Better: do not use floating point values as loop control parameters
for more information see https://gcc.gnu.org/wiki/FloatingPointMath#x86note
or https://gcc.gnu.org/wiki/x87note
That's a nice explanation of what's going on, and I must admit i didn't think about co-processors etc. I don't necessarily agree with your conclusion, though. I do realise that with floating-points, you often get results that are not quite what you expected when you accumulate values or do limit checks using direct comparisons. (The "real code" I was working on doesn't do this quite as naively as you might think; what's attached is a much simplified example.) That's not the main problem here, though. The real issue is that we do the same operation twice on the same variable, without intervening changes, and get different results. I can't see how that's not a bug.

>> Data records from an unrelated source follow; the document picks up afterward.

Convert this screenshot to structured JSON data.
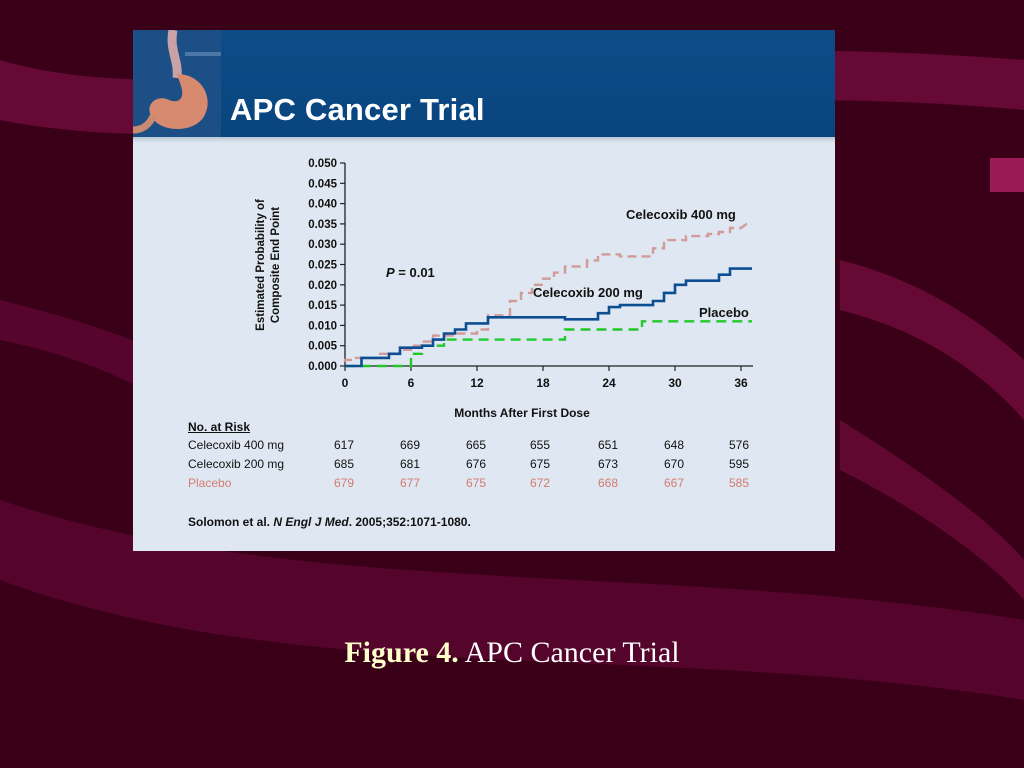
{
  "slide": {
    "title": "APC Cancer Trial",
    "citation_authors": "Solomon et al.",
    "citation_journal": "N Engl J Med",
    "citation_rest": ". 2005;352:1071-1080."
  },
  "caption": {
    "label": "Figure 4.",
    "text": " APC Cancer Trial"
  },
  "risk_table": {
    "heading": "No. at Risk",
    "rows": [
      {
        "name": "Celecoxib 400 mg",
        "values": [
          "617",
          "669",
          "665",
          "655",
          "651",
          "648",
          "576"
        ]
      },
      {
        "name": "Celecoxib 200 mg",
        "values": [
          "685",
          "681",
          "676",
          "675",
          "673",
          "670",
          "595"
        ]
      },
      {
        "name": "Placebo",
        "values": [
          "679",
          "677",
          "675",
          "672",
          "668",
          "667",
          "585"
        ]
      }
    ]
  },
  "chart_data": {
    "type": "line",
    "xlabel": "Months After First Dose",
    "ylabel_line1": "Estimated Probability of",
    "ylabel_line2": "Composite End Point",
    "x_ticks": [
      "0",
      "6",
      "12",
      "18",
      "24",
      "30",
      "36"
    ],
    "y_ticks": [
      "0.000",
      "0.005",
      "0.010",
      "0.015",
      "0.020",
      "0.025",
      "0.030",
      "0.035",
      "0.040",
      "0.045",
      "0.050"
    ],
    "xlim": [
      0,
      37
    ],
    "ylim": [
      0,
      0.05
    ],
    "annotation_p": "P",
    "annotation_p_value": " = 0.01",
    "series": [
      {
        "name": "Celecoxib 400 mg",
        "color": "#d29a98",
        "style": "dashed",
        "points": [
          [
            0,
            0.001
          ],
          [
            0,
            0.0015
          ],
          [
            1,
            0.0015
          ],
          [
            1,
            0.002
          ],
          [
            3,
            0.002
          ],
          [
            3,
            0.003
          ],
          [
            5,
            0.003
          ],
          [
            5,
            0.004
          ],
          [
            6,
            0.004
          ],
          [
            6,
            0.005
          ],
          [
            7,
            0.005
          ],
          [
            7,
            0.006
          ],
          [
            8,
            0.006
          ],
          [
            8,
            0.0075
          ],
          [
            10,
            0.0075
          ],
          [
            10,
            0.008
          ],
          [
            12,
            0.008
          ],
          [
            12,
            0.009
          ],
          [
            13,
            0.009
          ],
          [
            13,
            0.0125
          ],
          [
            15,
            0.0125
          ],
          [
            15,
            0.016
          ],
          [
            16,
            0.016
          ],
          [
            16,
            0.018
          ],
          [
            17,
            0.018
          ],
          [
            17,
            0.02
          ],
          [
            18,
            0.02
          ],
          [
            18,
            0.0215
          ],
          [
            19,
            0.0215
          ],
          [
            19,
            0.023
          ],
          [
            20,
            0.023
          ],
          [
            20,
            0.0245
          ],
          [
            22,
            0.0245
          ],
          [
            22,
            0.026
          ],
          [
            23,
            0.026
          ],
          [
            23,
            0.0275
          ],
          [
            25,
            0.0275
          ],
          [
            25,
            0.027
          ],
          [
            28,
            0.027
          ],
          [
            28,
            0.029
          ],
          [
            29,
            0.029
          ],
          [
            29,
            0.031
          ],
          [
            31,
            0.031
          ],
          [
            31,
            0.032
          ],
          [
            33,
            0.032
          ],
          [
            33,
            0.0325
          ],
          [
            34,
            0.0325
          ],
          [
            34,
            0.033
          ],
          [
            35,
            0.033
          ],
          [
            35,
            0.034
          ],
          [
            36,
            0.034
          ],
          [
            36.5,
            0.035
          ],
          [
            37,
            0.035
          ]
        ]
      },
      {
        "name": "Celecoxib 200 mg",
        "color": "#0d4d91",
        "style": "solid",
        "points": [
          [
            0,
            0
          ],
          [
            1.5,
            0
          ],
          [
            1.5,
            0.002
          ],
          [
            4,
            0.002
          ],
          [
            4,
            0.003
          ],
          [
            5,
            0.003
          ],
          [
            5,
            0.0045
          ],
          [
            7,
            0.0045
          ],
          [
            7,
            0.005
          ],
          [
            8,
            0.005
          ],
          [
            8,
            0.0065
          ],
          [
            9,
            0.0065
          ],
          [
            9,
            0.008
          ],
          [
            10,
            0.008
          ],
          [
            10,
            0.009
          ],
          [
            11,
            0.009
          ],
          [
            11,
            0.0105
          ],
          [
            13,
            0.0105
          ],
          [
            13,
            0.012
          ],
          [
            20,
            0.012
          ],
          [
            20,
            0.0115
          ],
          [
            23,
            0.0115
          ],
          [
            23,
            0.013
          ],
          [
            24,
            0.013
          ],
          [
            24,
            0.0145
          ],
          [
            25,
            0.0145
          ],
          [
            25,
            0.015
          ],
          [
            28,
            0.015
          ],
          [
            28,
            0.016
          ],
          [
            29,
            0.016
          ],
          [
            29,
            0.018
          ],
          [
            30,
            0.018
          ],
          [
            30,
            0.02
          ],
          [
            31,
            0.02
          ],
          [
            31,
            0.021
          ],
          [
            34,
            0.021
          ],
          [
            34,
            0.0225
          ],
          [
            35,
            0.0225
          ],
          [
            35,
            0.024
          ],
          [
            37,
            0.024
          ]
        ]
      },
      {
        "name": "Placebo",
        "color": "#22c82a",
        "style": "dashed",
        "points": [
          [
            0,
            0
          ],
          [
            6,
            0
          ],
          [
            6,
            0.003
          ],
          [
            7,
            0.003
          ],
          [
            7,
            0.005
          ],
          [
            9,
            0.005
          ],
          [
            9,
            0.0065
          ],
          [
            20,
            0.0065
          ],
          [
            20,
            0.009
          ],
          [
            27,
            0.009
          ],
          [
            27,
            0.011
          ],
          [
            37,
            0.011
          ]
        ]
      }
    ]
  }
}
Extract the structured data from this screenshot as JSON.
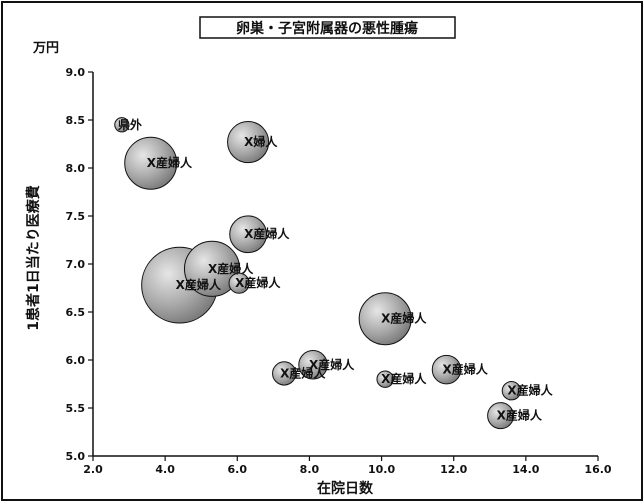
{
  "chart_data": {
    "type": "scatter",
    "title": "卵巣・子宮附属器の悪性腫瘍",
    "xlabel": "在院日数",
    "ylabel": "1患者1日当たり医療費",
    "yunit": "万円",
    "xlim": [
      2.0,
      16.0
    ],
    "ylim": [
      5.0,
      9.0
    ],
    "xticks": [
      "2.0",
      "4.0",
      "6.0",
      "8.0",
      "10.0",
      "12.0",
      "14.0",
      "16.0"
    ],
    "yticks": [
      "5.0",
      "5.5",
      "6.0",
      "6.5",
      "7.0",
      "7.5",
      "8.0",
      "8.5",
      "9.0"
    ],
    "grid": false,
    "points": [
      {
        "label": "県外",
        "x": 2.8,
        "y": 8.45,
        "size": 0.3
      },
      {
        "label": "X婦人",
        "x": 6.3,
        "y": 8.27,
        "size": 2.5
      },
      {
        "label": "X産婦人",
        "x": 3.6,
        "y": 8.05,
        "size": 4.0
      },
      {
        "label": "X産婦人",
        "x": 6.3,
        "y": 7.31,
        "size": 2.0
      },
      {
        "label": "X産婦人",
        "x": 5.3,
        "y": 6.95,
        "size": 4.5
      },
      {
        "label": "X産婦人",
        "x": 4.4,
        "y": 6.78,
        "size": 8.5
      },
      {
        "label": "X産婦人",
        "x": 6.05,
        "y": 6.8,
        "size": 0.6
      },
      {
        "label": "X産婦人",
        "x": 10.1,
        "y": 6.43,
        "size": 4.0
      },
      {
        "label": "X産婦人",
        "x": 8.1,
        "y": 5.95,
        "size": 1.2
      },
      {
        "label": "X産婦人",
        "x": 7.3,
        "y": 5.86,
        "size": 0.8
      },
      {
        "label": "X産婦人",
        "x": 10.1,
        "y": 5.8,
        "size": 0.4
      },
      {
        "label": "X産婦人",
        "x": 11.8,
        "y": 5.9,
        "size": 1.2
      },
      {
        "label": "X産婦人",
        "x": 13.6,
        "y": 5.68,
        "size": 0.5
      },
      {
        "label": "X産婦人",
        "x": 13.3,
        "y": 5.42,
        "size": 1.0
      }
    ],
    "colors": {
      "bubble": "#a8a8a8",
      "stroke": "#111111"
    }
  }
}
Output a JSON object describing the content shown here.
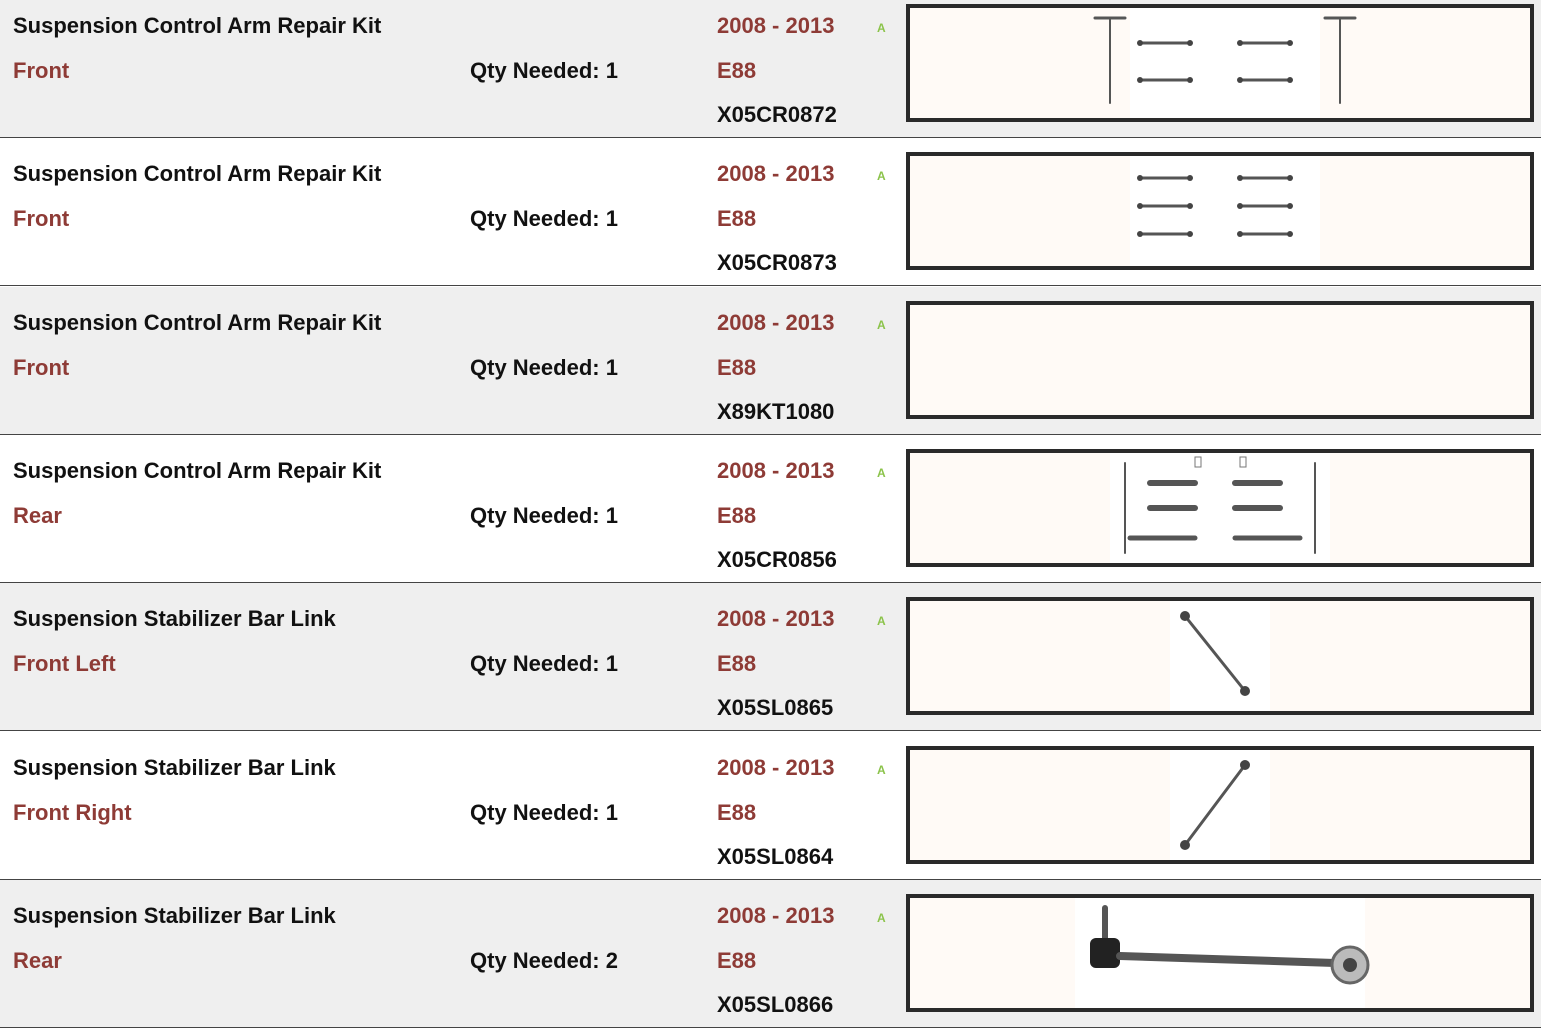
{
  "rows": [
    {
      "title": "Suspension Control Arm Repair Kit",
      "position": "Front",
      "qty": "Qty Needed: 1",
      "years": "2008 - 2013",
      "grade": "A",
      "model": "E88",
      "part": "X05CR0872"
    },
    {
      "title": "Suspension Control Arm Repair Kit",
      "position": "Front",
      "qty": "Qty Needed: 1",
      "years": "2008 - 2013",
      "grade": "A",
      "model": "E88",
      "part": "X05CR0873"
    },
    {
      "title": "Suspension Control Arm Repair Kit",
      "position": "Front",
      "qty": "Qty Needed: 1",
      "years": "2008 - 2013",
      "grade": "A",
      "model": "E88",
      "part": "X89KT1080"
    },
    {
      "title": "Suspension Control Arm Repair Kit",
      "position": "Rear",
      "qty": "Qty Needed: 1",
      "years": "2008 - 2013",
      "grade": "A",
      "model": "E88",
      "part": "X05CR0856"
    },
    {
      "title": "Suspension Stabilizer Bar Link",
      "position": "Front Left",
      "qty": "Qty Needed: 1",
      "years": "2008 - 2013",
      "grade": "A",
      "model": "E88",
      "part": "X05SL0865"
    },
    {
      "title": "Suspension Stabilizer Bar Link",
      "position": "Front Right",
      "qty": "Qty Needed: 1",
      "years": "2008 - 2013",
      "grade": "A",
      "model": "E88",
      "part": "X05SL0864"
    },
    {
      "title": "Suspension Stabilizer Bar Link",
      "position": "Rear",
      "qty": "Qty Needed: 2",
      "years": "2008 - 2013",
      "grade": "A",
      "model": "E88",
      "part": "X05SL0866"
    }
  ]
}
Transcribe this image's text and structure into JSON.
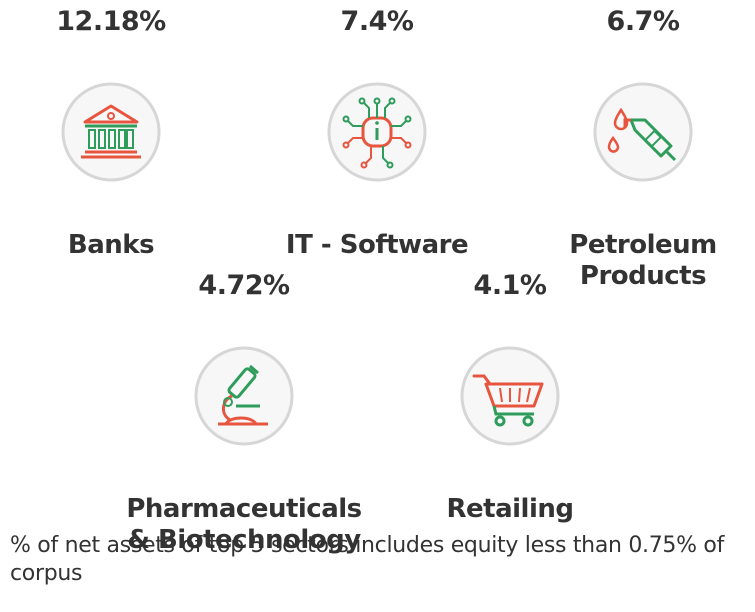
{
  "sectors": [
    {
      "id": "banks",
      "percent": "12.18%",
      "name_line1": "Banks",
      "name_line2": "",
      "icon": "bank-building-icon"
    },
    {
      "id": "it-software",
      "percent": "7.4%",
      "name_line1": "IT - Software",
      "name_line2": "",
      "icon": "circuit-chip-icon"
    },
    {
      "id": "petroleum",
      "percent": "6.7%",
      "name_line1": "Petroleum",
      "name_line2": "Products",
      "icon": "fuel-nozzle-icon"
    },
    {
      "id": "pharma",
      "percent": "4.72%",
      "name_line1": "Pharmaceuticals",
      "name_line2": "& Biotechnology",
      "icon": "microscope-icon"
    },
    {
      "id": "retailing",
      "percent": "4.1%",
      "name_line1": "Retailing",
      "name_line2": "",
      "icon": "shopping-cart-icon"
    }
  ],
  "footnote": "% of net assets of top 5 sectors includes equity less than 0.75% of corpus",
  "colors": {
    "icon_green": "#2e9d5b",
    "icon_red": "#e8553f",
    "circle_fill": "#f7f7f7",
    "circle_stroke": "#d6d6d6",
    "text": "#333333"
  }
}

Yes, you have outlined a plausible cause for what happens, but it seems to me that you have described the cause of a bug, not acceptable behaviour.
Compiler optimizations are different between SSE2 and x87 instructions at the -O0 and -O2 levels. I gave you the cause, it is a rounding error introduced by a floating point coprocessor at a place beyond the IEEE significant digit area due to probably floating point constants and loop optimizations. There is no bug, except in the code, by using a transfinite variant that is not increasing monotonically due to the floating point rounding error. Even then, the optimizer has optimized out certain things and has transferred some of these to 64 bit memory locations (thus losing the 80 bit precision).
If you want to turn this off, use the -ffloat-store compiler option, which keeps the floating point intermediates in the floating point unit as long as possible.
This is a misunderstanding of optimization, how floating point works, and a "bug" in your code. GCC is allowed to reduce the IEEE down to 64 bit as soon as it wants to, but these things are only done at optimizations (with folding, lifting, and precomputations). Floating point is slow , and gcc optimizations take that into account and during the optimization phase it is choosing different math.
You are using a floating point value as the basis for your loop control parameter (the truncation during the conversion of index), which has been optimized to a different precision for the comparison at the beginning of the loop.
Well, I'm sorry you do not agree that this is a bug. I have actually verified gcc native targeting x86 for linux behaves exactly the same. If you really feel this is a bug, submit it to the gcc folks, but they are going to tell you exactly what I told you, to use the flag -ffloat-store compiler option.